According to analysts, inadequate funding causes high dropout rates in poorer regions. The Ministry of Education estimates that about 7.17 million young people have not attended all nine years of compulsory education. Ding Yanqing with Peking University’s School of Education said the real number is more than 10 million.

On June 7 the Ministry of Education submitted the new revisions to the State Council and the National People’s Congress Standing Committee held panel meetings to review the draft on September 16 and October 10. Analysts say that if everything goes smoothly, the 71-article, 7,000-word law will be passed during the National People’s Congress’ national sessions next March.

The ongoing rural fee-to-tax reform, aimed at getting rid of high fees on farmers, has pushed the education law revisions to the top of the agenda. The reform may reduce the local burden for education costs, leading to a gap in education funding. "The funding process must be changed," said Wang Dinghua, director of the General Office of the Ministry of Education’s Basic Education Department.

Thirteen articles of the revised law deal with "the guaranteeing of funds for education." They emphasize cost-sharing between the central, provincial, above-county-level and county-level governments. The revised law also requires education funds to be singled out in transfer payments between different levels of government. Currently the funds earmarked for compulsory education spending is not set apart from the rest of the transfer. Also, Article 38 of the draft entitles the county-level government to independently draft their educational budgets in accordance with the funding from the provincial and central government. Budget independence should allow local governments to make their own educational priorities and prevent the provincial and central government from tying education funding to the promotion of pet projects.
Analysts are not sure whether the revised law will be enough to save China’s compulsory education system.

Ding Yanqing said: "It is a progress for the new draft to require the central and provincial governments to shoulder more responsibility. But it is still not very clear regarding the issue of sources of funding, meaning the law does not solve the fundamental problem."

An official from the Ministry of Education said changes in educational funding is closely related to the existing fiscal and budgetary systems. Some analysts say the Ministry of Finance considers it necessary to change the current Budgetary Law and draft a new transfer law to pass the revised education law. If the Ministry of Finance successfully raises these objections, it could delay passage of the revised education law. The Ministry of Finance may object to the new transfers on efficiency grounds. But as China does not have a measure for the quality of compulsory education, it is difficult to gauge the efficiency of educational spending.

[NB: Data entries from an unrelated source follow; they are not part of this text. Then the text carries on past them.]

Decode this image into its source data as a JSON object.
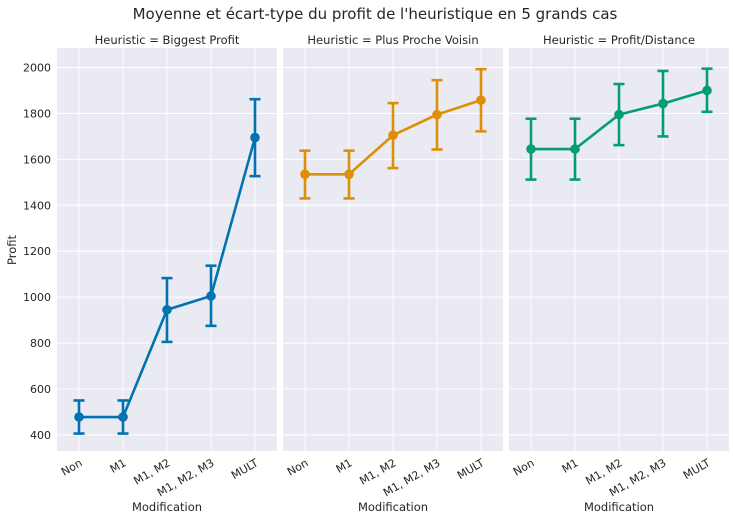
{
  "chart_data": {
    "type": "line",
    "title": "Moyenne et écart-type du profit de l'heuristique en 5 grands cas",
    "xlabel": "Modification",
    "ylabel": "Profit",
    "ylim": [
      330,
      2085
    ],
    "yticks": [
      400,
      600,
      800,
      1000,
      1200,
      1400,
      1600,
      1800,
      2000
    ],
    "categories": [
      "Non",
      "M1",
      "M1, M2",
      "M1, M2, M3",
      "MULT"
    ],
    "grid": true,
    "facets": [
      {
        "title": "Heuristic = Biggest Profit",
        "color": "#0173b2",
        "mean": [
          478,
          478,
          945,
          1005,
          1695
        ],
        "lower": [
          406,
          406,
          805,
          875,
          1527
        ],
        "upper": [
          550,
          550,
          1083,
          1137,
          1862
        ]
      },
      {
        "title": "Heuristic = Plus Proche Voisin",
        "color": "#de8f05",
        "mean": [
          1535,
          1535,
          1705,
          1795,
          1858
        ],
        "lower": [
          1430,
          1430,
          1562,
          1643,
          1722
        ],
        "upper": [
          1638,
          1638,
          1845,
          1945,
          1993
        ]
      },
      {
        "title": "Heuristic = Profit/Distance",
        "color": "#029e73",
        "mean": [
          1645,
          1645,
          1795,
          1843,
          1900
        ],
        "lower": [
          1512,
          1512,
          1662,
          1700,
          1807
        ],
        "upper": [
          1777,
          1777,
          1928,
          1985,
          1995
        ]
      }
    ]
  }
}
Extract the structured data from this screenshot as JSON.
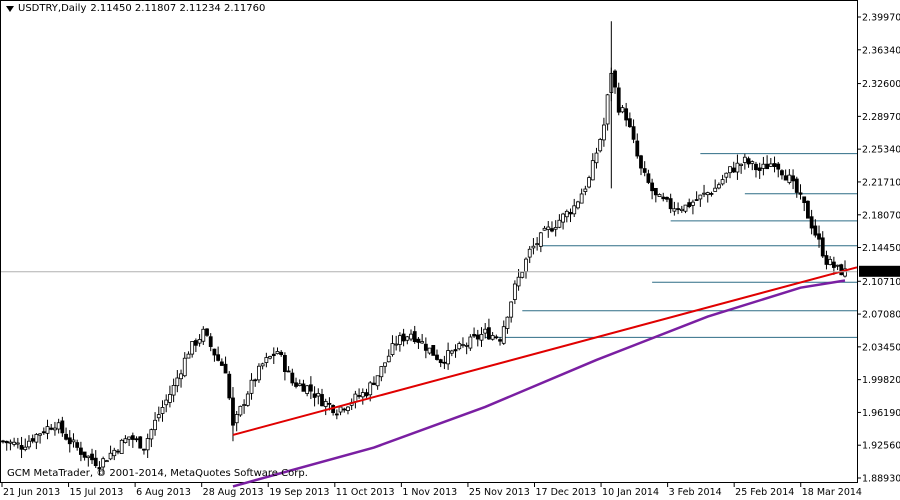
{
  "header": {
    "symbol": "USDTRY,Daily",
    "ohlc": "2.11450 2.11807 2.11234 2.11760"
  },
  "footer": {
    "copyright": "GCM MetaTrader, © 2001-2014, MetaQuotes Software Corp."
  },
  "colors": {
    "background": "#ffffff",
    "grid": "#000000",
    "candle": "#000000",
    "trendline": "#e00000",
    "moving_average": "#7a1fa2",
    "level_lines": "#2f6d86",
    "price_tag_bg": "#000000",
    "price_tag_text": "#ffffff"
  },
  "chart_data": {
    "type": "candlestick",
    "title": "USDTRY,Daily",
    "y_ticks": [
      "2.39970",
      "2.36340",
      "2.32600",
      "2.28970",
      "2.25340",
      "2.21710",
      "2.18070",
      "2.14450",
      "2.10710",
      "2.07080",
      "2.03450",
      "1.99820",
      "1.96190",
      "1.92560",
      "1.88930"
    ],
    "y_tick_values": [
      2.3997,
      2.3634,
      2.326,
      2.2897,
      2.2534,
      2.2171,
      2.1807,
      2.1445,
      2.1071,
      2.0708,
      2.0345,
      1.9982,
      1.9619,
      1.9256,
      1.8893
    ],
    "ylim": [
      1.8893,
      2.3997
    ],
    "x_ticks": [
      "21 Jun 2013",
      "15 Jul 2013",
      "6 Aug 2013",
      "28 Aug 2013",
      "19 Sep 2013",
      "11 Oct 2013",
      "1 Nov 2013",
      "25 Nov 2013",
      "17 Dec 2013",
      "10 Jan 2014",
      "3 Feb 2014",
      "25 Feb 2014",
      "18 Mar 2014"
    ],
    "last_price": "2.11760",
    "last_price_value": 2.1176,
    "grid": false,
    "close_path": [
      [
        0,
        1.93
      ],
      [
        5,
        1.925
      ],
      [
        10,
        1.94
      ],
      [
        14,
        1.95
      ],
      [
        18,
        1.93
      ],
      [
        22,
        1.915
      ],
      [
        26,
        1.905
      ],
      [
        30,
        1.92
      ],
      [
        34,
        1.935
      ],
      [
        38,
        1.925
      ],
      [
        42,
        1.96
      ],
      [
        46,
        1.99
      ],
      [
        50,
        2.03
      ],
      [
        54,
        2.05
      ],
      [
        58,
        2.02
      ],
      [
        60,
        2.01
      ],
      [
        62,
        1.945
      ],
      [
        66,
        1.985
      ],
      [
        70,
        2.015
      ],
      [
        74,
        2.03
      ],
      [
        78,
        1.995
      ],
      [
        82,
        1.99
      ],
      [
        86,
        1.975
      ],
      [
        90,
        1.965
      ],
      [
        94,
        1.975
      ],
      [
        98,
        1.985
      ],
      [
        102,
        2.01
      ],
      [
        106,
        2.04
      ],
      [
        110,
        2.05
      ],
      [
        114,
        2.035
      ],
      [
        118,
        2.02
      ],
      [
        122,
        2.03
      ],
      [
        126,
        2.04
      ],
      [
        130,
        2.05
      ],
      [
        134,
        2.045
      ],
      [
        138,
        2.1
      ],
      [
        142,
        2.14
      ],
      [
        146,
        2.16
      ],
      [
        150,
        2.175
      ],
      [
        154,
        2.19
      ],
      [
        158,
        2.22
      ],
      [
        162,
        2.28
      ],
      [
        164,
        2.34
      ],
      [
        166,
        2.3
      ],
      [
        168,
        2.29
      ],
      [
        172,
        2.23
      ],
      [
        176,
        2.2
      ],
      [
        180,
        2.19
      ],
      [
        184,
        2.19
      ],
      [
        188,
        2.2
      ],
      [
        192,
        2.21
      ],
      [
        196,
        2.23
      ],
      [
        200,
        2.24
      ],
      [
        204,
        2.23
      ],
      [
        208,
        2.24
      ],
      [
        212,
        2.22
      ],
      [
        216,
        2.19
      ],
      [
        219,
        2.16
      ],
      [
        222,
        2.13
      ],
      [
        225,
        2.12
      ],
      [
        227,
        2.117
      ]
    ],
    "trendline": [
      [
        62,
        1.937
      ],
      [
        227,
        2.119
      ]
    ],
    "moving_average": [
      [
        62,
        1.88
      ],
      [
        100,
        1.923
      ],
      [
        130,
        1.968
      ],
      [
        160,
        2.02
      ],
      [
        190,
        2.068
      ],
      [
        215,
        2.1
      ],
      [
        227,
        2.108
      ]
    ],
    "horizontal_levels": [
      {
        "value": 2.2485,
        "from": 188,
        "to": 227
      },
      {
        "value": 2.204,
        "from": 200,
        "to": 227
      },
      {
        "value": 2.174,
        "from": 180,
        "to": 227
      },
      {
        "value": 2.1465,
        "from": 145,
        "to": 227
      },
      {
        "value": 2.106,
        "from": 175,
        "to": 227
      },
      {
        "value": 2.0745,
        "from": 140,
        "to": 227
      },
      {
        "value": 2.045,
        "from": 130,
        "to": 227
      }
    ],
    "total_bars": 228
  }
}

Experts also suggest that making education fund allocation transparent should be a top priority. Ye Ping, with the Hubei Education Science Research Institute, said: "how much of the transfer payment is earmarked for compulsory education by the county governments is always a secret." Wei Xiangchi, a researcher at the China National Institute for Educational Research, said: "Only three people know - the Party secretary of the county, the administrative head of the county, and the director of county bureau of finance. To effectively solve the problem of inadequate educational funding, the allocation mechanism must be more transparent."